Consider a hardware model consisting of two processing units, a connection handler, and a single memory. We add a read and a write latency to all connections and the connection handler. Additionally, we add an access latency to the memory. There are no read or write latency added to access elements of the processing units. Only access paths specify the routes from the specific processing unit to the memory across the connection handler, see the following screenshot.
!(scale)../pictures/user_timing_model_example.png!
As described in the beginning of this section, a single data access may result in a series of events. Expected simulation behavior is as follows: When the discrete-event simulator encounters a runnable item for a data read access at CPU0, we add an event for one tick later to the event queue of the simulator, denoting passing the connection from CPU0 to the connection handler MyConnectionHandler. (For simplicity, we do not use time durations calculated from the CPU0's frequency here, what would be required to determine the correct point in simulated time for the event). After passing the connection, the state of MyConnectionHandler is relevant for the next event: Either MyConnectionHandler is occupied by a data access (from CPU1), a data access arrives at the same time, or MyConnectionHandler is available.
* If MyConnectionHandler is available, we add an event for three ticks later-this is the read latency of the connection handler.
* If a data access from CPU1 arrives at the same time, the connection handler handles this data access based on the selected arbitration mechanism (attribute not shown in the screen shot - we assume priority based with a higher priority for CPU1). We add an event for three ticks later, when MyConnectionHandler is available again. We then check again for data accesses from CPU1 at the same time and set a corresponding event.
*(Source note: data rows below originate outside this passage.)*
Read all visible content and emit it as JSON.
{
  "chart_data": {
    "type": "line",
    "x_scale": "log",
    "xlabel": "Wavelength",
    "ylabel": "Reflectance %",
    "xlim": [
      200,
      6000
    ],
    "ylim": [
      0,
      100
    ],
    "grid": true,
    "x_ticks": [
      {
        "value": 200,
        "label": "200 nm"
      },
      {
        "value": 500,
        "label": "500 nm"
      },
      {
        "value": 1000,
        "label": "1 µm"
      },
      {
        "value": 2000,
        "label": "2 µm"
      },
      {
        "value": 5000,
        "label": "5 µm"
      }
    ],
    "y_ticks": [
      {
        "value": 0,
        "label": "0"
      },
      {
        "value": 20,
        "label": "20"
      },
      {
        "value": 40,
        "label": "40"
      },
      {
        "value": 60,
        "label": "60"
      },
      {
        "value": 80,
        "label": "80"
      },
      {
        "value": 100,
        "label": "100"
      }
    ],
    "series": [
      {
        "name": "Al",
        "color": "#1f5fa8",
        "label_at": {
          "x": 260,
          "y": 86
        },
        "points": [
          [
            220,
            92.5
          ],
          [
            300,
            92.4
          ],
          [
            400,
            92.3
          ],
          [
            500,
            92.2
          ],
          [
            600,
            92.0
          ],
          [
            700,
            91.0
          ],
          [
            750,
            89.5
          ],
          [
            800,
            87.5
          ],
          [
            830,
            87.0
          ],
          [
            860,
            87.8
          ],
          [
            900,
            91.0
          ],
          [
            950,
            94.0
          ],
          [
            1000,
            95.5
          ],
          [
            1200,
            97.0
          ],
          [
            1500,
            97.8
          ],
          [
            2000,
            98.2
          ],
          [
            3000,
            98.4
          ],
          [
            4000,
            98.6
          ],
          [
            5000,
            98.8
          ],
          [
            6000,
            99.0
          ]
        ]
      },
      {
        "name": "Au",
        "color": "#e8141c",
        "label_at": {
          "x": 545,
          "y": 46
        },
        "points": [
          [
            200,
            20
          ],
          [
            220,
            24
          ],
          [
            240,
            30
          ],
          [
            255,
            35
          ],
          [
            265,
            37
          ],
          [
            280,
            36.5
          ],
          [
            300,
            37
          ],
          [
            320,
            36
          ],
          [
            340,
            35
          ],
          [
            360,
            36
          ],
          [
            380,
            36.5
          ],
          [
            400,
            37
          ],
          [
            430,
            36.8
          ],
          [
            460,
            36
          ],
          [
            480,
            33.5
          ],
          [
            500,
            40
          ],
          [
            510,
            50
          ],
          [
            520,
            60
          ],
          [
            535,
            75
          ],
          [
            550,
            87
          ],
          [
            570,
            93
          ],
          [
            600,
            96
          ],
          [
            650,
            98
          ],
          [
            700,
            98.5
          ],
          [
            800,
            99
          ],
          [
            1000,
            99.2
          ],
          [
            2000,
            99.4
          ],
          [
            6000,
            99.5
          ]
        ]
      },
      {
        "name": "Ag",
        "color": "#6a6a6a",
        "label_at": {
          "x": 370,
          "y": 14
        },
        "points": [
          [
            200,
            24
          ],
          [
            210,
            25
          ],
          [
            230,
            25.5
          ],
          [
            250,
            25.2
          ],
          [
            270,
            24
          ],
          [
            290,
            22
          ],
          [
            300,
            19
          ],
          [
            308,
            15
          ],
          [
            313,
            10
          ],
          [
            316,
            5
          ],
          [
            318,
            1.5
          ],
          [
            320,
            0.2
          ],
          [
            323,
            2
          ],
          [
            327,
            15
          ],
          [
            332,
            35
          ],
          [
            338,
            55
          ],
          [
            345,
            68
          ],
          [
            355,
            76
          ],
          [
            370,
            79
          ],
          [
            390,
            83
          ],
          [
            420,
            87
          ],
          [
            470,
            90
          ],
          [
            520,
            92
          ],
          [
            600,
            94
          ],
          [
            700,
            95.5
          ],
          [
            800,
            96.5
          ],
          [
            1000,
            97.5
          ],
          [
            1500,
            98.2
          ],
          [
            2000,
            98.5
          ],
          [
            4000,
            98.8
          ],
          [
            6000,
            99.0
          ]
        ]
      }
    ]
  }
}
* If MyConnectionHandler is occupied, we add an event for whenever the connection handler is not occupied anymore. We then check for data accesses from CPU1 at the same time and set a corresponding event.
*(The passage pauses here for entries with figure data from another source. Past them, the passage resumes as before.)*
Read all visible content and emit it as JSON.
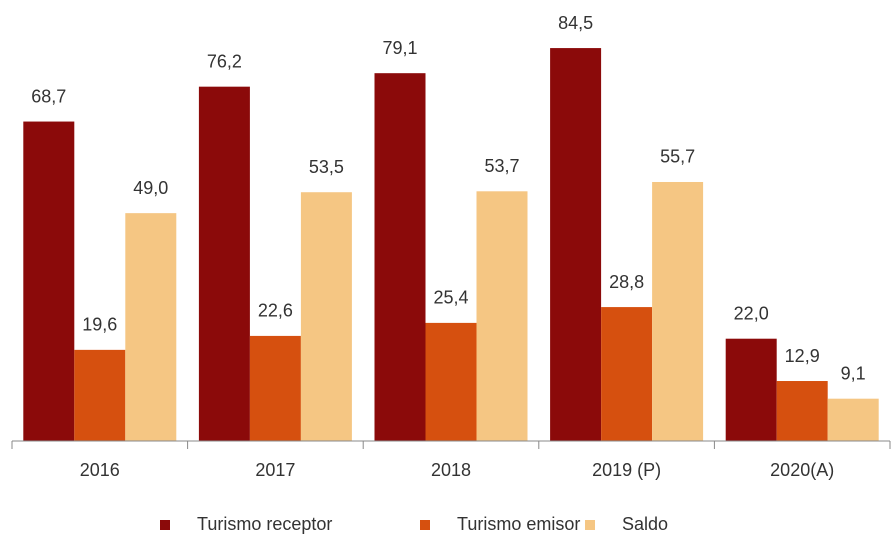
{
  "chart_data": {
    "type": "bar",
    "categories": [
      "2016",
      "2017",
      "2018",
      "2019 (P)",
      "2020(A)"
    ],
    "series": [
      {
        "name": "Turismo receptor",
        "color": "#8b0a0a",
        "values": [
          68.7,
          76.2,
          79.1,
          84.5,
          22.0
        ],
        "value_labels": [
          "68,7",
          "76,2",
          "79,1",
          "84,5",
          "22,0"
        ]
      },
      {
        "name": "Turismo emisor",
        "color": "#d6500f",
        "values": [
          19.6,
          22.6,
          25.4,
          28.8,
          12.9
        ],
        "value_labels": [
          "19,6",
          "22,6",
          "25,4",
          "28,8",
          "12,9"
        ]
      },
      {
        "name": "Saldo",
        "color": "#f5c683",
        "values": [
          49.0,
          53.5,
          53.7,
          55.7,
          9.1
        ],
        "value_labels": [
          "49,0",
          "53,5",
          "53,7",
          "55,7",
          "9,1"
        ]
      }
    ],
    "ylim": [
      0,
      90
    ],
    "legend": "bottom"
  }
}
Eventually, MyConnectionHandler may handle the read access from CPU0, and when the simulator reacts on the corresponding event, we add an event for one tick later, as this is the read latency for the connection between the connection handler and the memory. The final event for this read data access from CPU0 results from the access latency of the memory (twelve ticks). When the simulator reacts on that final event, the read access from CPU0 is completed and the simulator can handle the next runnable item at CPU0, if available.
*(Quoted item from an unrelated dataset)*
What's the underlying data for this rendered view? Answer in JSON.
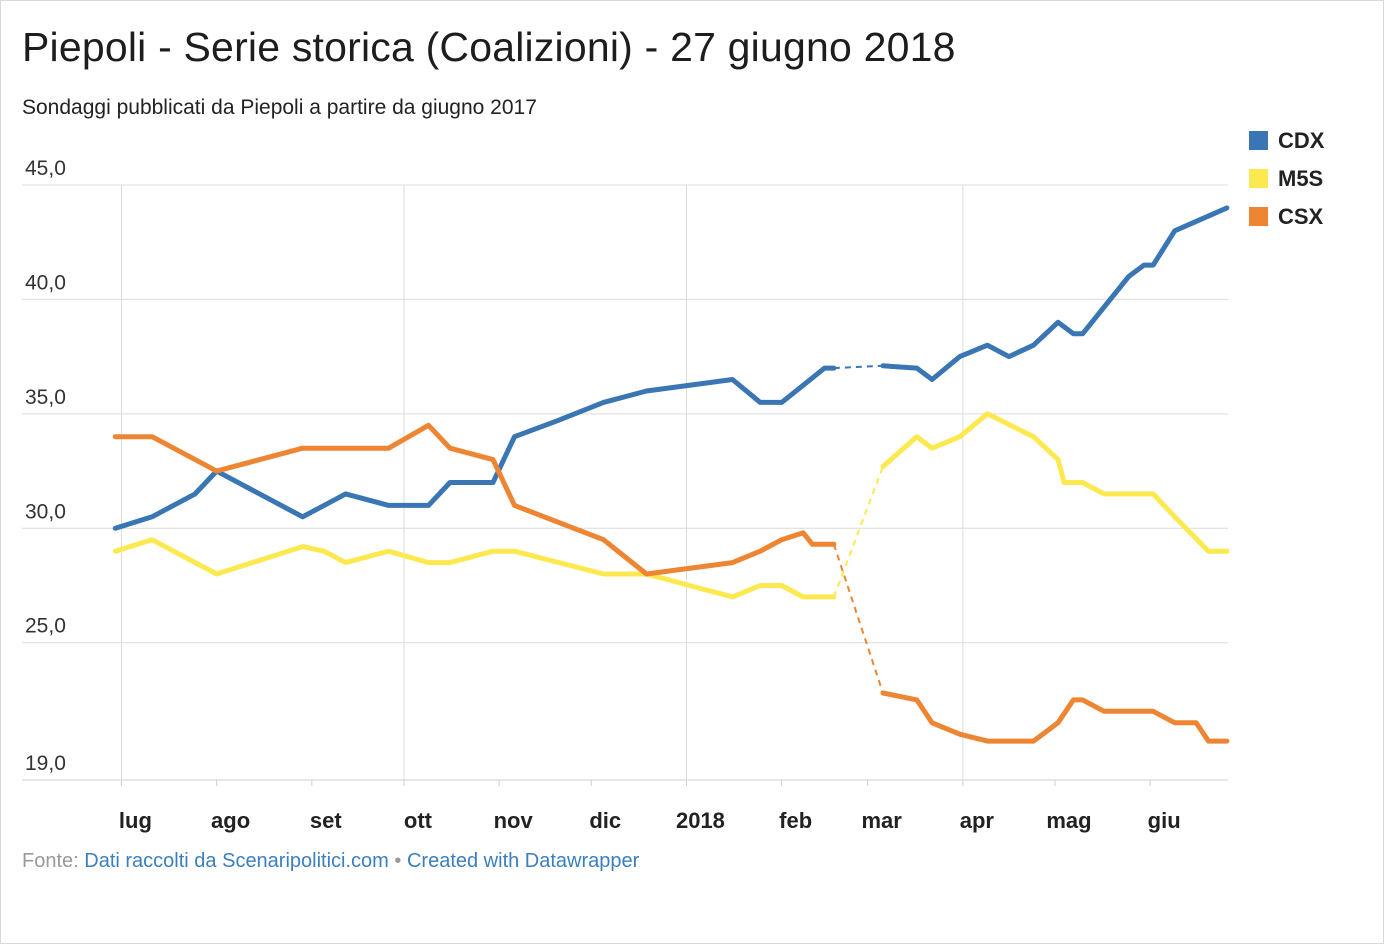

Note that in the above example there is only one contention point. We thus could reduce the number of events for an optimized simulation. Further, note that we ignore size of data elements in this example. We could use *data rates* instead of latencies at connections, the connection handler, and the memory to respect data sizes in timing simulation or work with the bit width of ports. Furthermore beside constant latency values it is also possible to use distributions, in this case the simulator role the dice regarding the distribution. At a last note, adding to the discussion of different detail levels: Depending on use-case, modeling purpose, and timing analysis tool, there may be best practice defined for modeling. For instance, one tool may rely on data rates, while other tools require latencies but only at memories and connection handlers, not connections. Tool specific model transformations and validation rules should handle and define such restrictions.